JAKARTA – Usulan kenaikan gaji kepala daerah tidak sepenuhnya disambut secara positif. Indonesia Corruption Watch (ICW) menilai gagasan, yang sempat mengemuka, kurang efektif karena hanya bersifat parsial.

Koordinator organisasi Indonesia Corruption Watch (ICW), Adnan Topan Husodo mengatakan, wacana tersebut seharusnya lebih sistemik pendekatannya, jangan parsial dengan menaikan gaji saja.

Alih-alih menaikan gaji, korupsi yang kini terus menjerat kepala daerah merupakan bukti adanya sistem yang belum tepat. Sistem penggajian kepala daerah sejak zaman Orde Baru sudah didesain memang tidak mencukupi kebutuhan sehari-hari.

”Tapi, pada saat yang sama, mereka semua itu dibiarkan untuk dapat tambahan yang lain dan itu tidak tercatat di dalam sistem penggajian mereka,” timpal, Minggu (27/1).

Dia menyarankan, daripada menaikan gaji, lebih baik sistemnya diubah lebih dulu. Selain itu, treatment terhadap pejabat publik juga harus diubah. ”Harus treatment khusus. Harus lebih fair dan akuntabel. Berani terbuka terhadap penggunaan APBD, yang bisa diakses publik,” tutur Adnan.

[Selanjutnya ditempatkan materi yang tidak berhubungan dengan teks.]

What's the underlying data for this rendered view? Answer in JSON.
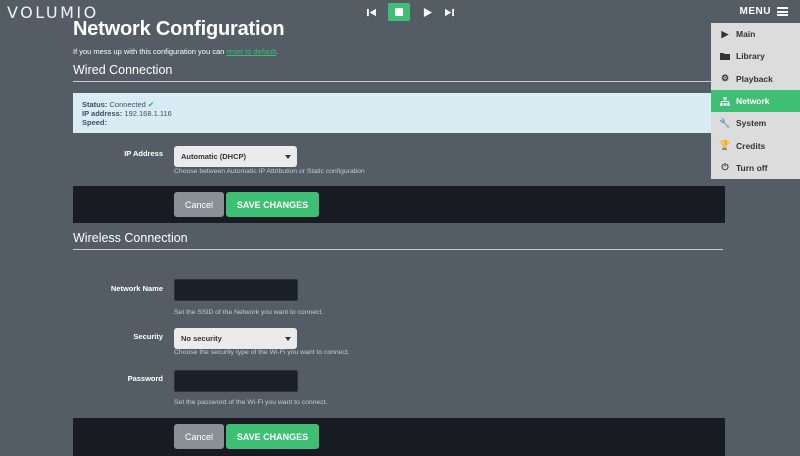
{
  "header": {
    "logo": "VOLUMIO",
    "menu_label": "MENU",
    "icons": [
      "skip-back-icon",
      "stop-icon",
      "play-icon",
      "skip-forward-icon",
      "menu-bars-icon"
    ]
  },
  "page": {
    "title": "Network Configuration",
    "subtitle_prefix": "If you mess up with this configuration you can ",
    "subtitle_link": "reset to default",
    "subtitle_suffix": "."
  },
  "wired": {
    "section_title": "Wired Connection",
    "status_label": "Status:",
    "status_value": "Connected",
    "ip_label": "IP address:",
    "ip_value": "192.168.1.116",
    "speed_label": "Speed:",
    "speed_value": "",
    "ip_address_label": "IP Address",
    "ip_address_select": "Automatic (DHCP)",
    "ip_address_help": "Choose between Automatic IP Attribution or Static configuration",
    "cancel_label": "Cancel",
    "save_label": "SAVE CHANGES"
  },
  "wireless": {
    "section_title": "Wireless Connection",
    "network_name_label": "Network Name",
    "network_name_value": "",
    "network_name_help": "Set the SSID of the Network you want to connect.",
    "security_label": "Security",
    "security_select": "No security",
    "security_help": "Choose the security type of the Wi-Fi you want to connect.",
    "password_label": "Password",
    "password_value": "",
    "password_help": "Set the password of the Wi-Fi you want to connect.",
    "cancel_label": "Cancel",
    "save_label": "SAVE CHANGES"
  },
  "menu": {
    "items": [
      {
        "label": "Main",
        "icon": "play-icon",
        "active": false
      },
      {
        "label": "Library",
        "icon": "folder-icon",
        "active": false
      },
      {
        "label": "Playback",
        "icon": "gears-icon",
        "active": false
      },
      {
        "label": "Network",
        "icon": "network-icon",
        "active": true
      },
      {
        "label": "System",
        "icon": "wrench-icon",
        "active": false
      },
      {
        "label": "Credits",
        "icon": "trophy-icon",
        "active": false
      },
      {
        "label": "Turn off",
        "icon": "power-icon",
        "active": false
      }
    ]
  },
  "colors": {
    "accent": "#3fbf73",
    "background": "#545c66",
    "status_box": "#d9ecf4",
    "action_bar": "#181c22",
    "menu_bg": "#dcdcdc"
  }
}
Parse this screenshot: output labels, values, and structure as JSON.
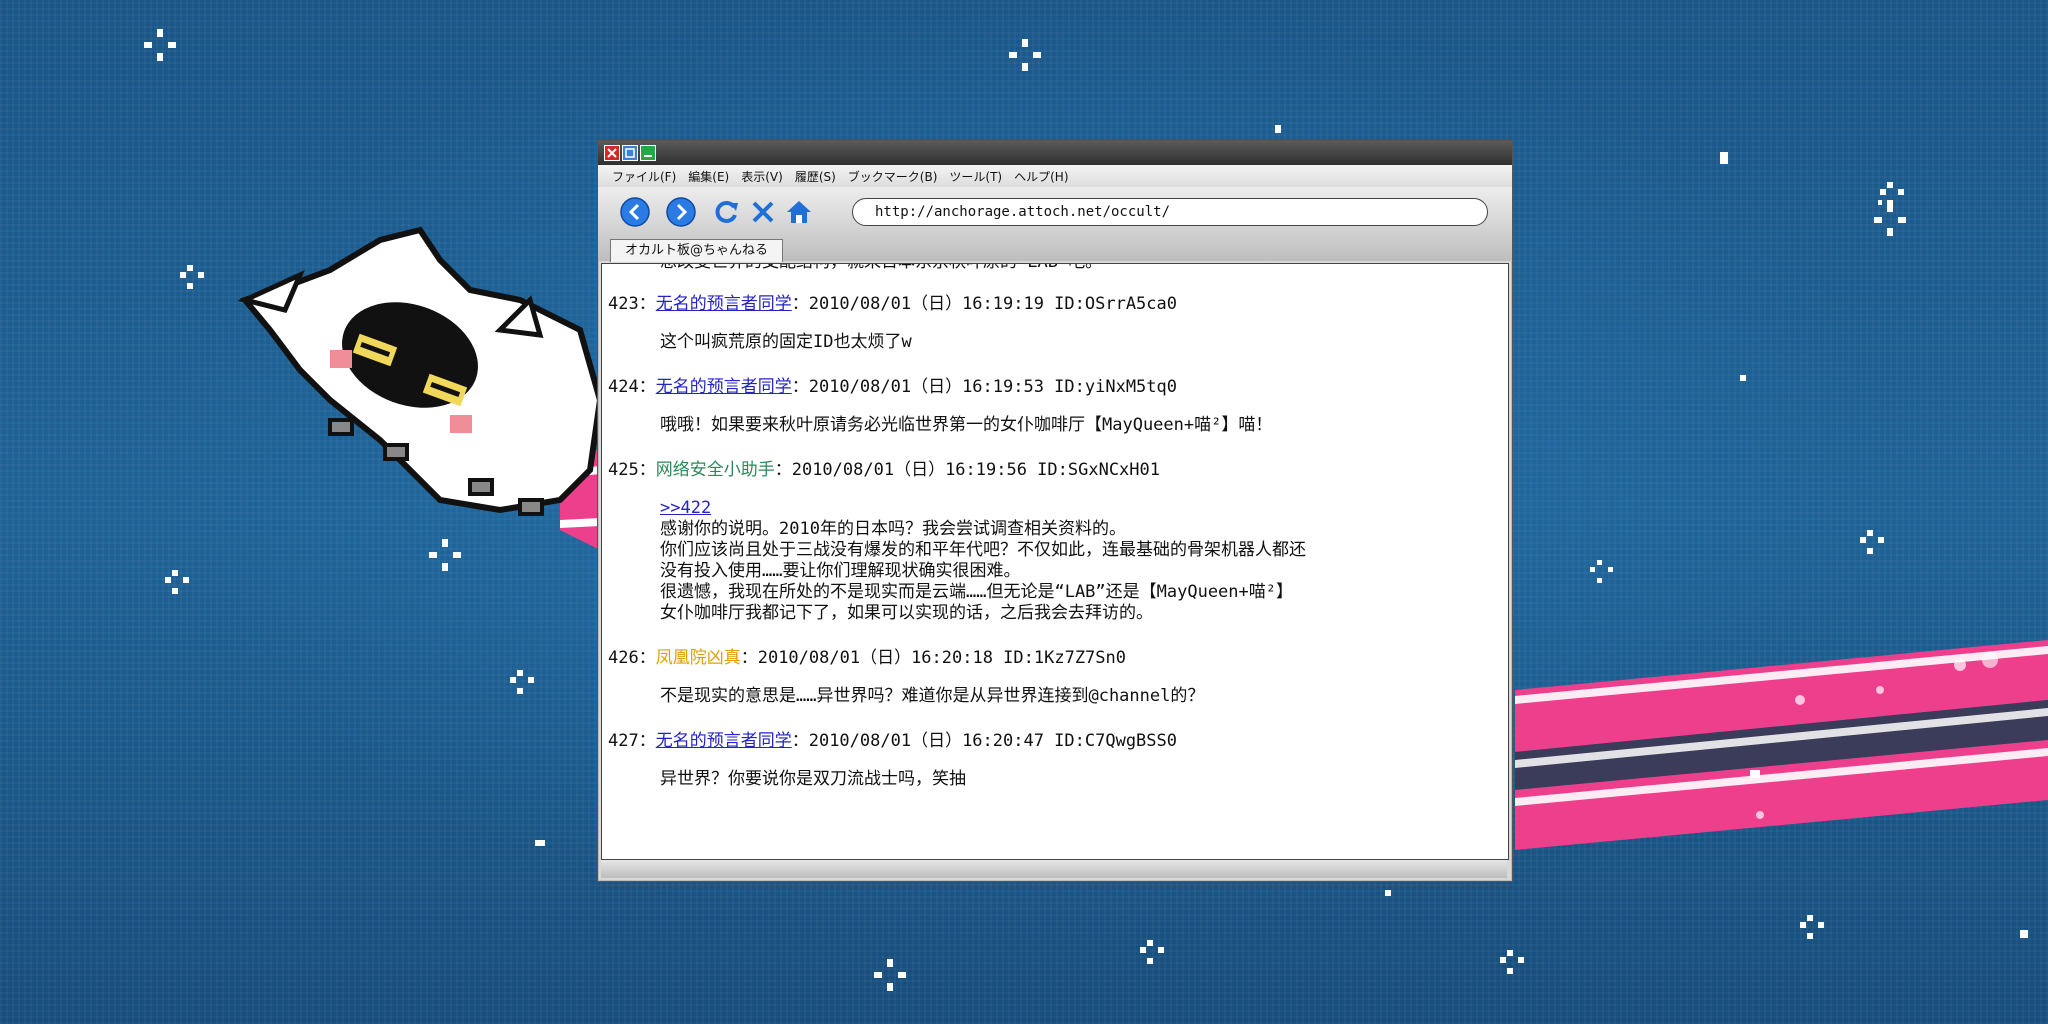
{
  "browser": {
    "menu": [
      "ファイル(F)",
      "編集(E)",
      "表示(V)",
      "履歴(S)",
      "ブックマーク(B)",
      "ツール(T)",
      "ヘルプ(H)"
    ],
    "url": "http://anchorage.attoch.net/occult/",
    "tab_title": "オカルト板@ちゃんねる"
  },
  "thread": {
    "partial_line": "想改变世界的支配结构，就来日本东京秋叶原的“LAB”吧。",
    "posts": [
      {
        "number": "423：",
        "name": "无名的预言者同学",
        "name_style": "link",
        "meta": "：2010/08/01（日）16:19:19 ID:OSrrA5ca0",
        "body": [
          "这个叫疯荒原的固定ID也太烦了w"
        ]
      },
      {
        "number": "424：",
        "name": "无名的预言者同学",
        "name_style": "link",
        "meta": "：2010/08/01（日）16:19:53 ID:yiNxM5tq0",
        "body": [
          "哦哦！如果要来秋叶原请务必光临世界第一的女仆咖啡厅【MayQueen+喵²】喵！"
        ]
      },
      {
        "number": "425：",
        "name": "网络安全小助手",
        "name_style": "green",
        "meta": "：2010/08/01（日）16:19:56 ID:SGxNCxH01",
        "reply": ">>422",
        "body": [
          "感谢你的说明。2010年的日本吗？我会尝试调查相关资料的。",
          "你们应该尚且处于三战没有爆发的和平年代吧？不仅如此，连最基础的骨架机器人都还",
          "没有投入使用……要让你们理解现状确实很困难。",
          "很遗憾，我现在所处的不是现实而是云端……但无论是“LAB”还是【MayQueen+喵²】",
          "女仆咖啡厅我都记下了，如果可以实现的话，之后我会去拜访的。"
        ]
      },
      {
        "number": "426：",
        "name": "凤凰院凶真",
        "name_style": "orange",
        "meta": "：2010/08/01（日）16:20:18 ID:1Kz7Z7Sn0",
        "body": [
          "不是现实的意思是……异世界吗？难道你是从异世界连接到@channel的？"
        ]
      },
      {
        "number": "427：",
        "name": "无名的预言者同学",
        "name_style": "link",
        "meta": "：2010/08/01（日）16:20:47 ID:C7QwgBSS0",
        "body": [
          "异世界？你要说你是双刀流战士吗，笑抽"
        ]
      }
    ]
  },
  "colors": {
    "background": "#1d5c8e",
    "link": "#2323c9",
    "green_name": "#2b8a57",
    "orange_name": "#e0a000",
    "rainbow_pink": "#ee3f8c"
  },
  "icons": {
    "back": "back-arrow-icon",
    "forward": "forward-arrow-icon",
    "reload": "reload-icon",
    "stop": "stop-x-icon",
    "home": "home-icon"
  }
}
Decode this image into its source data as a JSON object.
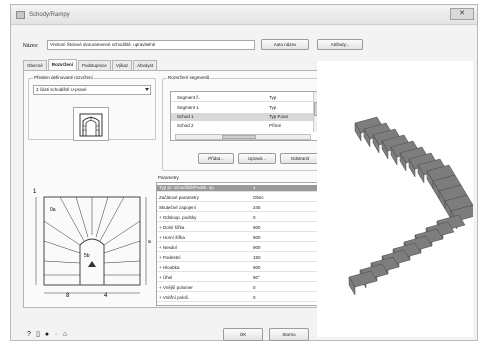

Terpisah, Wakil Ketua Komisi Pemberantasan Korupsi (KPK), Laode M. Syarif mengatakan, usulan untuk menaikan gaji kepala daerah tidak akan sepenuhnya mencegah individu yang bersangkutan dari perbuatan korupsi.

Menurutnya, hal itu kembali ke individu dari kepala daerah yang bersangkutan. Apabila dia memiliki integritas, maka sejak awal niat untuk korupsi tidak akan ada. ”Konsekuensi sebagai kepala daerah, sebenarnya sudah mereka (kepala daerah, Red) sudah ketahui. Ini adalah jabatan amanah. Problem yang muncul, ya karena integritasnya saja yang kurang baik,” tegas Syarif.

Namun, Syarif mengakui sistem penggajian para pejabat dan pegawai negeri di Indonesia memang belum bagus. Sehingga harus diperbaiki. ”Boleh jadi ini satu solusi. Tapi itu juga tidak menjamin 100 persen, akan bersih dari gratifikasi, kolusi dan korupsi,” tandasnya.

Berdasarkan Peraturan Pemerintah nomor 59 tahun 2000, gaji pokok kepala daerah provinsi mencapai Rp 3 juta perbulan. Sementara, tunjangan kepala daerah provinsi berdasarkan Keputusan Presiden nomor 68 tahun 2001 mencapai Rp 5,4 juta per bulan.

”Ya, memang ini tidak sebanding dengan nilai APBD yang mereka kelola. Apalagi kalau mereka ditawari dana tambahan dari pihak lain,” terangnya.